Önce rakip gördüğü Sünni bir devletin oluşumu çökertilmiş, arkasından
da Taliban’ın Amerikan güçlerine karşı savaş vermesiyle de Amerika’nın
bölgede manevra alanı daratılmıştı. Savaşmadan kazanan İran olmuştu.
İran’ın Filistin politikası ise, tâ başından beri genel hatlarıyla başarılıydı.
İsrail’in Filistin halkına uyguladığı her türlü baskı ve katliam bu
politika sebebiyle İran’ın bölgede nüfuzunu artırmıştı. Burada İran’ı
kimse suçlayamaz elbette. İran yapılması gerekeni yaptı, haklı olarak da
bölge halkları İran’a sempati beslediler.

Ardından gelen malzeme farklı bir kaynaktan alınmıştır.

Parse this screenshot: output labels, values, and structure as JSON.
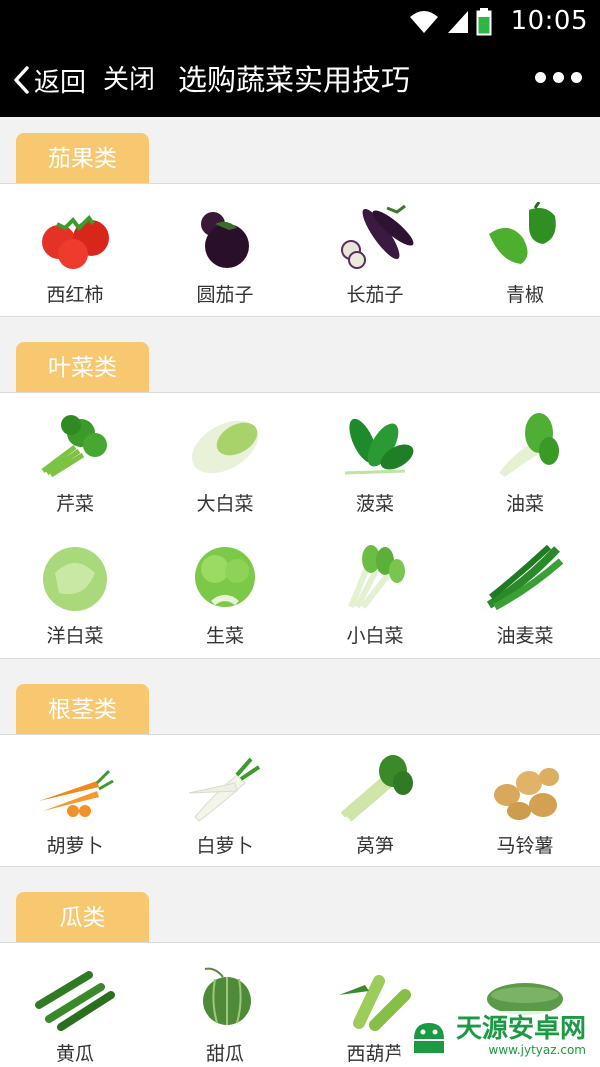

Ama ilk kez İran kaybediyor…
Suriye’de kaybetti… Önce Suriye halkını, sonra Müslüman dünya halklarını. Şimdi de Suriye katı laik Baas rejminini kaybediyor.
Suriye Başbakanı Riyad Hicab’ın Baas
rejiminden kaçarak muhaliflerin safına geçmesi, Türkiye’deki Baas rejimi
propagandacılarının iddiasını aksine, çok önemli bir gelişmeydi.
4 aydır bu kaçışı planladığını açıkladı
Hicab. Rejim içinde üst düzey kadroların arasında kaçmayı planlayan ama
kendileri ve aileleri için korktuklarından bunu yapamayanların
azımsanamayacak sayıda olduğu biliniyor. Fırsat bulan generallerin,
subayların rejimden nasıl kaçtığı herkesin malûmu. Bütün göstergeler bu
rejimin ayakta kalamayacağı yönde.
Hâlbuki İran, Suriye rejimi ve halkı
arasında âdil bir arabulucu olabilirdi. Türkiye ile beraber hareket
etseydi bu ülke yerle bir olmaz, yine kazançlı çıkan İran olurdu. Ama bu
şansı maalesef yitirdi, bedeli de ümmete çok ağır oldu.
Sözün özü, bu çapta kaybetmenin travmasıdır İran’ı hırçınlaştıran.